In Achuthanandan v. Balakrishna Pillai P., 1994 (2) KLT 325 Supreme Court did not decide the question whether the third party can interfere at the time of initial proceedings under S.321 Cr.P.C. Varma, J. (as he then was) delivering the judgment for the 3 Bench Court observes in Para. 9 "High Court also took the view that the leader of opposition in the State Assembly who had appeared to oppose the withdrawal of prosecution, had no locus standi in the matter. We need not go into the question of locus because no learned counsel appearing before us disputed that the appellant who is a acknowledged public figure of the State has sufficient locus in the matter." In State of Kerala v. Balakrishna Pillai (1993 (1) KLT 473) Sankaran Nair, J. makes a detailed study of the development of public prosecution. In Para 18 of the decision the Hon'ble Judge puts it, "allowing third parties to enter the arena of criminal justice would be to destroy institutional perspectives that have been built over the years. The prestine criminal law was "an eye for an eye" - it was private vengeance". In later years matters changed and it lead to a situation which Lord Chief Justice Campbell described as follows:
"The Criminal Law is most shamefully perverted to serve private purposes". In this case the High Court allowed a revision filed by the State against the judgment of the Special Judge (Edamalayar Investigation, Ernakulam) refusing consent. Though this order of the single Judge of Kerala High Court was set aside on merit by the Supreme Court the observations made by Sankaran Nair, J. are illuminating.
In Saramma Peter v. Kerala -1991 (1) KLT 881 another single Judge of Kerala High Court - Tulasidas, J. - decided that even a Food Inspector who detected the case and had filed the compiaint, had no locus standi to withdraw the food case when the Assistant Public Prosecutor is in charge of the case. Though Food cases are in the nature of private complaints, the learned Judge cited various rulings of other High Courts in support of his view.

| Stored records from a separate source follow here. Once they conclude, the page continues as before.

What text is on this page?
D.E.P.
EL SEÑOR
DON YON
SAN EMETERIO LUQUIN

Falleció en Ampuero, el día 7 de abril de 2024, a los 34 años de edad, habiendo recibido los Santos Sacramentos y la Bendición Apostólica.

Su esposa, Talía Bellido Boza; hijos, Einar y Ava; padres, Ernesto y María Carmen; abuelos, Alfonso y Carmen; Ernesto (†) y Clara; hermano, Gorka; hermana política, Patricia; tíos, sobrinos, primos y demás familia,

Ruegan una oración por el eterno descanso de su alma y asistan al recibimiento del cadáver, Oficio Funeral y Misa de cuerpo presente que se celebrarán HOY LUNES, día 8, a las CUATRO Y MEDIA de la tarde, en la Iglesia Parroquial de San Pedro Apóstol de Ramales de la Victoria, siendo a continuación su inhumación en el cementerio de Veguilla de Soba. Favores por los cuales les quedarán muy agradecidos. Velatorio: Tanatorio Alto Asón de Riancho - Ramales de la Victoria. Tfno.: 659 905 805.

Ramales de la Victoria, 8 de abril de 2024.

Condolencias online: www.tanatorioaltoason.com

In "Shivanandan Paswan case", "Achuthanandan case", and "Kareem case" the Supreme Court had heard third parties in its special jurisdiction. Shivanandan Paswan and Achuthanandan were leaders of opposition. Kareem was the father of the victim. But what is decided by the Division Bench of Kerala High Court in Balagopal v. Kerala is authority in such cases, "a case is only a authority for what is actually decide and not what may seem to follow from it." 2000 (1) KLT 120. The learned Judges relied on AIR 1983 Supreme Court 1246 and AIR 1985 SC 218 for their finding.
What is canvased by me in this article is that a decision is binding on subordinate courts under article 141 of the Constitution if the Apex Court has declared the law, logical conclusions are out the purview of the article. Supreme Court even hear amicus curiae in certain cases or it may allow to compound an offence under S.307 in CPC as reported in a Supreme Court case 1982 SC 149. Under Cr.P.C. a de facto complainant can file a criminal revision against acquittal. But an appeal can only be filed by the Public Prosecutor. So is the case with withdrawal petition under S.321.
The Public Prosecutors have to face now the lawyer of the accused as well as the lawyer of de facto complainant when petition for withdrawal is heard. In reality only the Public Prosecutor can enlighten the court regarding public justice whereas the private lawyer is concerned only with the legal justice which is outside the ambit S.323 Cr.P.C.
As we have now conflicting decisions by the Kerala High Court on the point of third party participation the subordinate Judges are compelled to sit in judgment over the rationality of the decision of their superior courts, and they are to pick and choose out of these rulings. This is not a pleasant task. The way out is pointed out by the Apex Court in its recent ruling, "when a Bench of coordinate jurisdiction disagree with another Bench of coordinate jurisdiction on a question of law, the matter should be referred to a larger Bench for the resolution of the issue." (2001KLTSN70).